Look, Americans, Bosnia was trying secede.  Can't you understand that?  You understand secession, don't you?  You fought a war to keep your South from seceding, didn't you?  That's leaving the Union.  Your blessed Union.  You had an idea of it, a vision, and you weren't going to let any provincials break it up, no matter how justified their grievances.  Well, we had a vision too.  It was called Yugoslavia and now it's called Greater Serbia.  That's a troublesome name, I know, but the vision is the same.  Surely you Americans, of all people, ought to understand why we had to fight to keep Yugoslavia from breaking up.

Think that way walking back to the bus and on the ride back to the hotel you might finish off with something like this:

Once upon a time a Big Power was a Very Little Power, occupying a small amount of land.
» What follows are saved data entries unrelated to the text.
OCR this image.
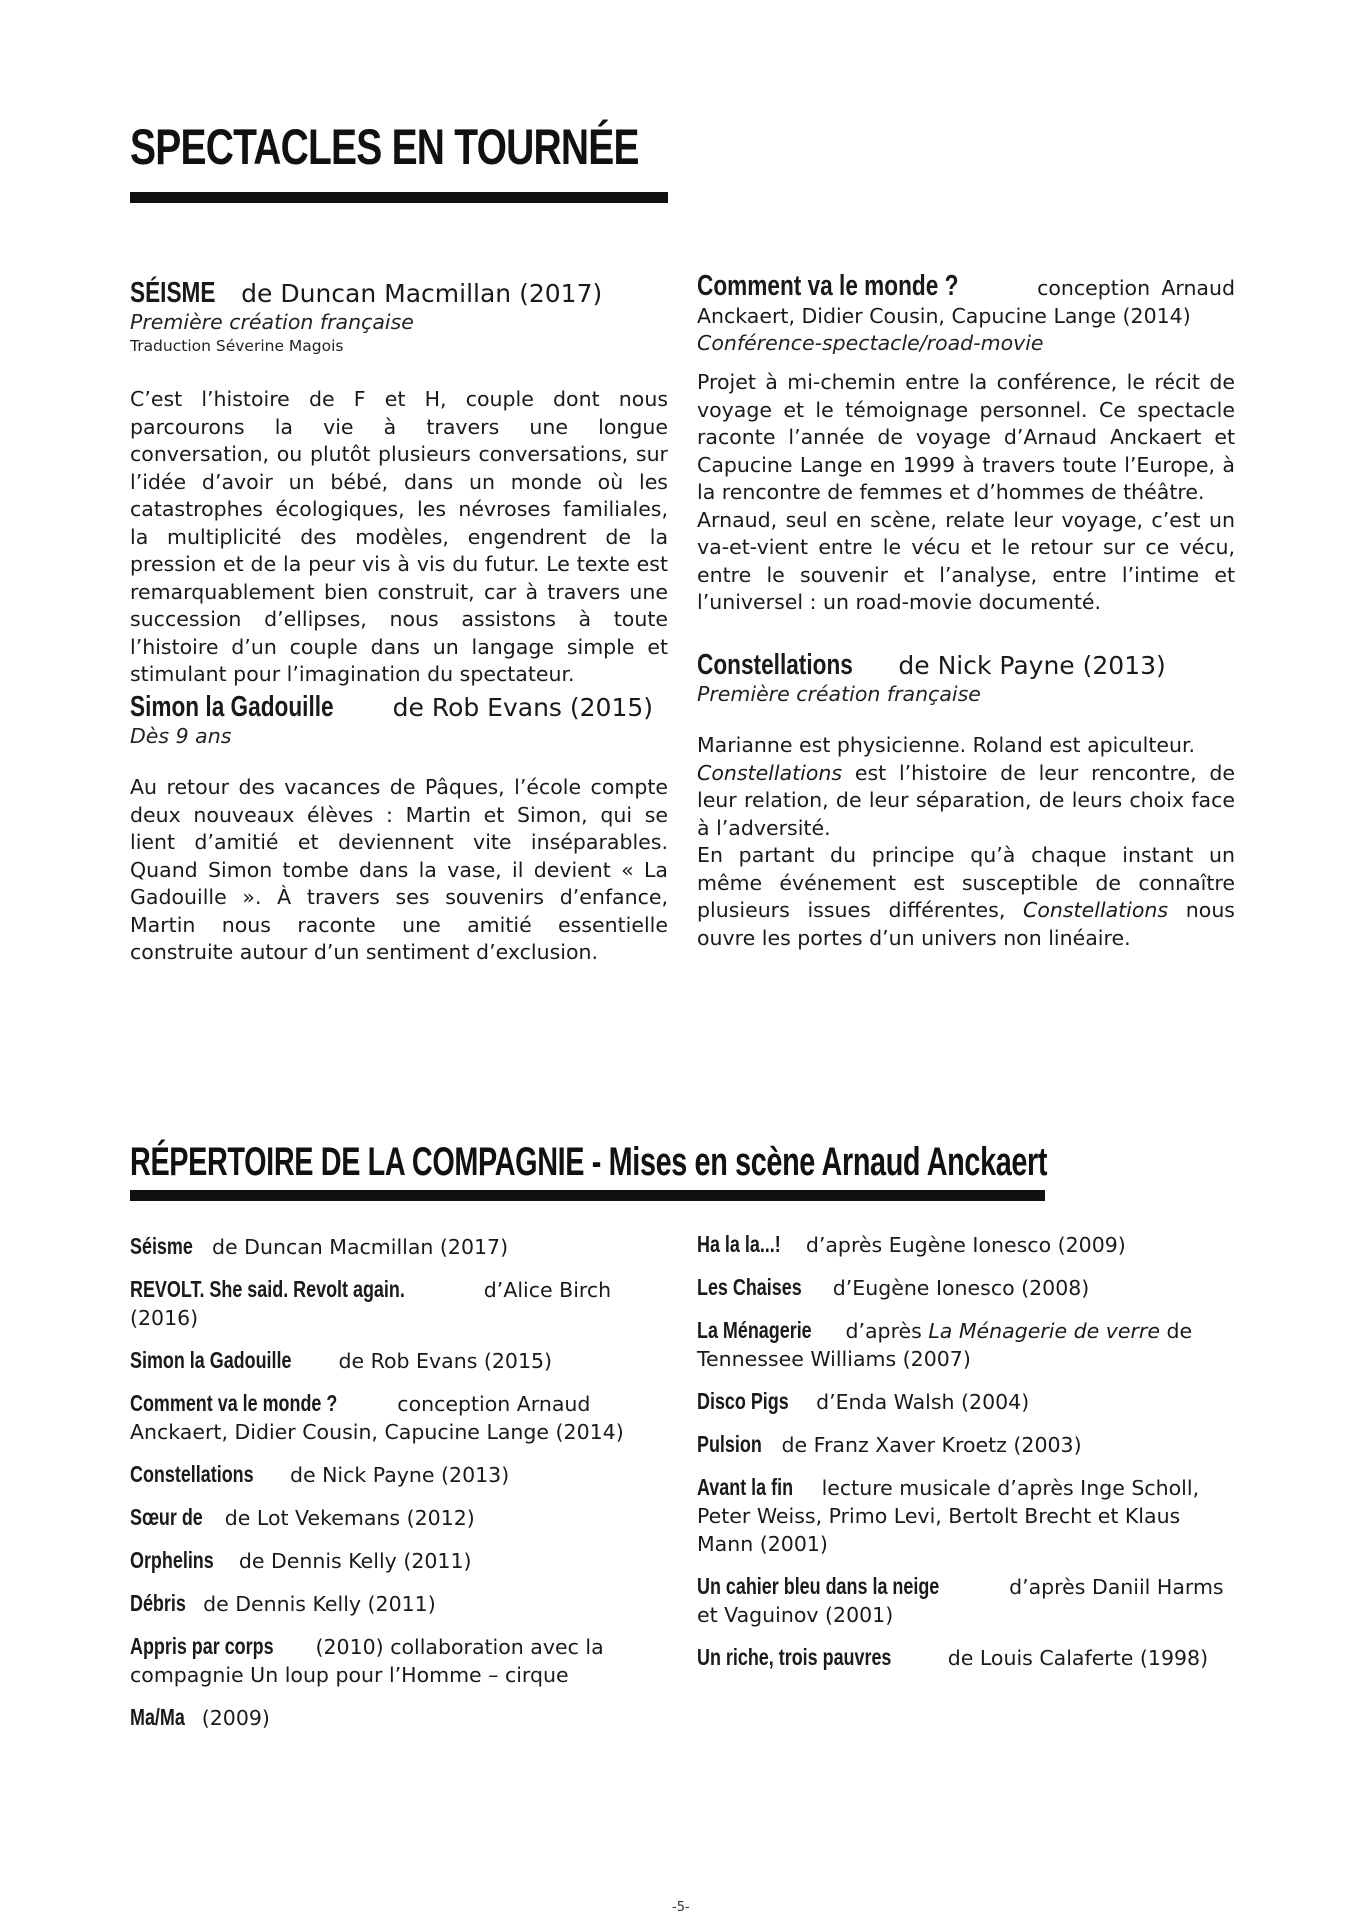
SPECTACLES EN TOURNÉE
SÉISME de Duncan Macmillan (2017)
Première création française
Traduction Séverine Magois

C’est l’histoire de F et H, couple dont nous parcourons la vie à travers une longue conversation, ou plutôt plusieurs conversations, sur l’idée d’avoir un bébé, dans un monde où les catastrophes écologiques, les névroses familiales, la multiplicité des modèles, engendrent de la pression et de la peur vis à vis du futur. Le texte est remarquablement bien construit, car à travers une succession d’ellipses, nous assistons à toute l’histoire d’un couple dans un langage simple et stimulant pour l’imagination du spectateur.

Simon la Gadouille de Rob Evans (2015)
Dès 9 ans

Au retour des vacances de Pâques, l’école compte deux nouveaux élèves : Martin et Simon, qui se lient d’amitié et deviennent vite inséparables. Quand Simon tombe dans la vase, il devient « La Gadouille ». À travers ses souvenirs d’enfance, Martin nous raconte une amitié essentielle construite autour d’un sentiment d’exclusion.

Comment va le monde ?	conception Arnaud Anckaert, Didier Cousin, Capucine Lange (2014)
Conférence-spectacle/road-movie

Projet à mi-chemin entre la conférence, le récit de voyage et le témoignage personnel. Ce spectacle raconte l’année de voyage d’Arnaud Anckaert et Capucine Lange en 1999 à travers toute l’Europe, à la rencontre de femmes et d’hommes de théâtre.

Arnaud, seul en scène, relate leur voyage, c’est un va-et-vient entre le vécu et le retour sur ce vécu, entre le souvenir et l’analyse, entre l’intime et l’universel : un road-movie documenté.

Constellations de Nick Payne (2013)
Première création française

Marianne est physicienne. Roland est apiculteur.

Constellations est l’histoire de leur rencontre, de leur relation, de leur séparation, de leurs choix face à l’adversité.

En partant du principe qu’à chaque instant un même événement est susceptible de connaître plusieurs issues différentes, Constellations nous ouvre les portes d’un univers non linéaire.

RÉPERTOIRE DE LA COMPAGNIE - Mises en scène Arnaud Anckaert
Séisme de Duncan Macmillan (2017)
REVOLT. She said. Revolt again.	d’Alice Birch (2016)
Simon la Gadouille de Rob Evans (2015)
Comment va le monde ?	conception Arnaud Anckaert, Didier Cousin, Capucine Lange (2014)
Constellations de Nick Payne (2013)
Sœur de de Lot Vekemans (2012)
Orphelins de Dennis Kelly (2011)
Débris de Dennis Kelly (2011)
Appris par corps (2010) collaboration avec la compagnie Un loup pour l’Homme – cirque
Ma/Ma (2009)
Ha la la...! d’après Eugène Ionesco (2009)
Les Chaises d’Eugène Ionesco (2008)
La Ménagerie d’après La Ménagerie de verre de Tennessee Williams (2007)
Disco Pigs d’Enda Walsh (2004)
Pulsion de Franz Xaver Kroetz (2003)
Avant la fin lecture musicale d’après Inge Scholl, Peter Weiss, Primo Levi, Bertolt Brecht et Klaus Mann (2001)
Un cahier bleu dans la neige	d’après Daniil Harms et Vaguinov (2001)
Un riche, trois pauvres de Louis Calaferte (1998)
-5-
It added to this land, piece by piece and people by people (making the people, at first by force and then by attraction, think of themselves as one people), until it acquired such power that everybody regarded it as a Great Power, and dealt with it with respect, and seldom looked down on its history.

Now, what I want to know, European nations, is this: which of you am I not describing?  Which of the ancient empires you admire?  Where's your Rome?  Where's your France?

In the early days of each of these, modern or ancient, you've got one among many, one city on seven hills, one island in the middle of a river.  Then you get war — that is, blood and cruelty and atrocities (have you looked closely at Caesar's war in Gaul?) — and you wind up with Greatness.

What's the difference between that and Serbia, in the Balkans now?  Only stage and success.  Serbia struggles in an early stage and it's a flop.  With you hanging over it it can't be anything else.

But, Europeans, my example doesn't have to be Serbia.  Let any of these five countries conquer the others, as you did your early neighbors, proclaim sovereignty over an equal area, field an equal number of divisions, with equally deadly weapons, and you will give it a place at the table, regardless of its crimes, which you know in your hearts are not different from yours.